In some instances, Rome may appear to be burning — until one looks deeper. Judges do not want to liquidate a debtor prematurely and cause the loss of jobs if they believe that the odds favor a successful reorganization. On the other hand, if reorganization is unlikely and if the debtor is severely cash-flow negative, the judge does not want to hold back liquidation.
In chapter 11 cases, it is usually all about cash flow. Cash flow is reported every month as required by the United States Trustee, the bankruptcy administrative arm of the Department of Justice. Normally, an income statement is not required (but as discussed below, the better practice is to file a three-column income statement anyway). Lenders are most interested in whether the debtor is burning cash. If burning cash, then the lenders worry that they may have to infuse more capital — which they prefer not to do. Burning cash also is a sign that the debtor’s underlying core business has not stabilized.
Although the court may require only a monthly cash-flow statement, the better practice is to present to the court a cash-flow statement with and without (1) items related to the chapter 11 (such as professional fees and one-time financing fees) which would not occur outside of chapter 11 and (2) nonrecurring items unrelated to ongoing operations (such as payments under leases being rejected and severance payments that are part of a downsizing). This is because expenses related to chapter 11 and nonrecurring items will exaggerate negative cash flow or reduce positive cash flow.
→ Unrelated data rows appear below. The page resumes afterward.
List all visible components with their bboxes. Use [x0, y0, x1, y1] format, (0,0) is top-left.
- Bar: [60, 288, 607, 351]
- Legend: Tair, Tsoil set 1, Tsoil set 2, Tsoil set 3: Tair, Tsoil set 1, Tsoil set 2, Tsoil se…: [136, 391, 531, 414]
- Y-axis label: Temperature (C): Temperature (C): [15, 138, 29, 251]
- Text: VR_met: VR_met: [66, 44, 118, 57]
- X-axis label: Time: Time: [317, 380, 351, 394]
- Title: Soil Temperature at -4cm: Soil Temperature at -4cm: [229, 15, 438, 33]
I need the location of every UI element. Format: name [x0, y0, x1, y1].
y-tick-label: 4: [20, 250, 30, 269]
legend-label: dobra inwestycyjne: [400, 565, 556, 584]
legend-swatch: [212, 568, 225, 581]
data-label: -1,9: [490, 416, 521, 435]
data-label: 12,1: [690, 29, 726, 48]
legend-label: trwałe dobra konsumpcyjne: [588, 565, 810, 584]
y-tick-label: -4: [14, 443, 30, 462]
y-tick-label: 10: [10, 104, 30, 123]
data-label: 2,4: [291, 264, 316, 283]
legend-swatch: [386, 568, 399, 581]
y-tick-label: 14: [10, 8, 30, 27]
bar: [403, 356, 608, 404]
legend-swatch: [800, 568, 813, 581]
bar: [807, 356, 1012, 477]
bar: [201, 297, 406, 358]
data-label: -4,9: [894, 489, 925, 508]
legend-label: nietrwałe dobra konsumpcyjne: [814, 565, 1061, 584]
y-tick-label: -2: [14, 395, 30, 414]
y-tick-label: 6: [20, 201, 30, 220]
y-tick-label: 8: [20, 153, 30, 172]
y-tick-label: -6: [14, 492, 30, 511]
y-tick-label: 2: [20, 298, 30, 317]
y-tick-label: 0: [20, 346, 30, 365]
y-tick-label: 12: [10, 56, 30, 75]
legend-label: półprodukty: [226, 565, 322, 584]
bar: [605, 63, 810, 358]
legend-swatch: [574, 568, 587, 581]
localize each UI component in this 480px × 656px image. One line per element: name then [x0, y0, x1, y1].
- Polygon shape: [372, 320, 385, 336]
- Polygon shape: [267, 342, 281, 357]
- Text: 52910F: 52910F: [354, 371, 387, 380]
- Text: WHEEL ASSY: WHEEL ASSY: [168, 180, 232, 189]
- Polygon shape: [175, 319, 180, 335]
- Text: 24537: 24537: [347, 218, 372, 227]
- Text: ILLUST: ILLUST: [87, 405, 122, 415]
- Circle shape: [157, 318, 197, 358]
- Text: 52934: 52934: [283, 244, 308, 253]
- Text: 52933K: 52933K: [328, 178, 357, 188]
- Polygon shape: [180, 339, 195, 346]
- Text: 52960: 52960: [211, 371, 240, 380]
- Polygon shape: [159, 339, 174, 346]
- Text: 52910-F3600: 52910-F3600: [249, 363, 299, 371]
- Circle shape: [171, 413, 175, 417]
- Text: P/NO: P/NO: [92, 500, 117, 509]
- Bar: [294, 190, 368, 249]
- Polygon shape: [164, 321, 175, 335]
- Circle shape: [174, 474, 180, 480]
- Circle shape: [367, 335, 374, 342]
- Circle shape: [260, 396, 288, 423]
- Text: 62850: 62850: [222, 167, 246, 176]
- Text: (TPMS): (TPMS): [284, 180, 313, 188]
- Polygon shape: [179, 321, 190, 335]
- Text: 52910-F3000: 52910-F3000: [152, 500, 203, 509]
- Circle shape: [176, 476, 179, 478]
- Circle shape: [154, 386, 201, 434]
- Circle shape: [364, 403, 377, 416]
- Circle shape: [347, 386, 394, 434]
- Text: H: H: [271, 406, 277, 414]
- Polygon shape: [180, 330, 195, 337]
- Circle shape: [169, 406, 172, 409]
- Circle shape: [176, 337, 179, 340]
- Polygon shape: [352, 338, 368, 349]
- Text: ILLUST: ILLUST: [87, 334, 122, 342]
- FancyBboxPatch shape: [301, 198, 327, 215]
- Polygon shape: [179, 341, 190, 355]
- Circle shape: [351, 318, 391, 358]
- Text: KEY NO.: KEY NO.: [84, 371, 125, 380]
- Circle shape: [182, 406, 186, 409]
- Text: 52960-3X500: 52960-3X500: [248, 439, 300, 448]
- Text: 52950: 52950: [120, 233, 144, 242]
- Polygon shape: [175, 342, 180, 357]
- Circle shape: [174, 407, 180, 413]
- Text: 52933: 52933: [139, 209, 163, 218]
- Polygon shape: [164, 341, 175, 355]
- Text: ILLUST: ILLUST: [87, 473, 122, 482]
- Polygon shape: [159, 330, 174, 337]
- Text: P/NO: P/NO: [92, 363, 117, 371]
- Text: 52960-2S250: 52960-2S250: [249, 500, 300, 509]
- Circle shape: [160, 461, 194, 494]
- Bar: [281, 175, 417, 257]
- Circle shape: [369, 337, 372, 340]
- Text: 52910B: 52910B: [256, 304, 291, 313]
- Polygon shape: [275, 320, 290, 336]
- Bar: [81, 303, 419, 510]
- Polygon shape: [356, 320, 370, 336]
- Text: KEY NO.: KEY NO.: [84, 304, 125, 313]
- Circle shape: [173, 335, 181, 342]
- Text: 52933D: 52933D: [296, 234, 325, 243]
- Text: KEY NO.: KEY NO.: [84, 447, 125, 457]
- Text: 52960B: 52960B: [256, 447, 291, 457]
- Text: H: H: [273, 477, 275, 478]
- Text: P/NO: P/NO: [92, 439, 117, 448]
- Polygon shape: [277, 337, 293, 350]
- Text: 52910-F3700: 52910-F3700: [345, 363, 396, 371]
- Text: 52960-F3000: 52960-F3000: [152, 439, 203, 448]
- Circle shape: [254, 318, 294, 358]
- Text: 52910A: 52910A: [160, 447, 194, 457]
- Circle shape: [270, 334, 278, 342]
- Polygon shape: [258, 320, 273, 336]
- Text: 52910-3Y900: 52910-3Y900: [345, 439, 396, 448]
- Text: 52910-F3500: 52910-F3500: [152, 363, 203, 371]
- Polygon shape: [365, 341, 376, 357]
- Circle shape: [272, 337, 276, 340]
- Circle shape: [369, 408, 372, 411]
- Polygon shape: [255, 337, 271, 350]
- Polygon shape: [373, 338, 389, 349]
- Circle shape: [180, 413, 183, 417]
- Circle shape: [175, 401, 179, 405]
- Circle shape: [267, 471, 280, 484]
Upon commencement of a chapter 11 case, the big question is whether the debtor’s recent actual financial results are a good proxy for how the debtor will do while in chapter 11. Every debtor wants time within which to fix its business, reduce expenses, negotiate with creditors, and prove that it is viable. Unfortunately, few, if any, debtors commence their bankruptcy case and suddenly see the pendulum swing to profitability.
Often, they may know what needs to be done but need time to effectuate the solutions. And it will take time before the solutions show up in the debtor’s financial results. Or the debtor may need time to “burn off” certain extraordinary expenses that are not recurring but which in the meantime have a material adverse effect on financial results. Finally, the debtor just needs time for a disrupted market to return to normalcy in some cases.
The initial financial presentation to the court should be in three columns. Actual financial results alone may present a distorted picture to the bankruptcy judge. Instead, the court should see a three-column presentation. Column one is actual results. Column two is the list of adjustments to line items necessary to restate actual financial results to eliminate the effect of extraordinary items. And column three is the restated financial results — what actual results would have looked like absent the extraordinary items.
Each line item in column two must be explained for the court to determine if it warrants the restatement of that line item in column three. This process should be applied to both the statement of cash flows and the income statement (even though an income statement usually is not part of the U.S. Trustee’s monthly reporting requirements). The idea is for the court to see how the debtor’s core business is performing absent the headaches that brought it to bankruptcy court.
Failure to give the bankruptcy judge a bridge to see (1) what would have been the debtor’s results from ongoing operations before bankruptcy absent extraordinary events and (2) “normalized” results during bankruptcy can reduce the likelihood of success in chapter 11. It also is imperative that the debtor’s financial adviser adequately explain the bases for adjustments. Without them, the court sees a distorted picture.
Kenneth A. Rosen is a partner and chair emeritus, bankruptcy & restructuring department, Lowenstein Sandler LLP.
The views expressed herein are those of the author only and are not necessarily shared by other persons at Lowenstein Sandler LLP. The law is subject to interpretation. Each case is unique. This article is not intended to provide legal advice.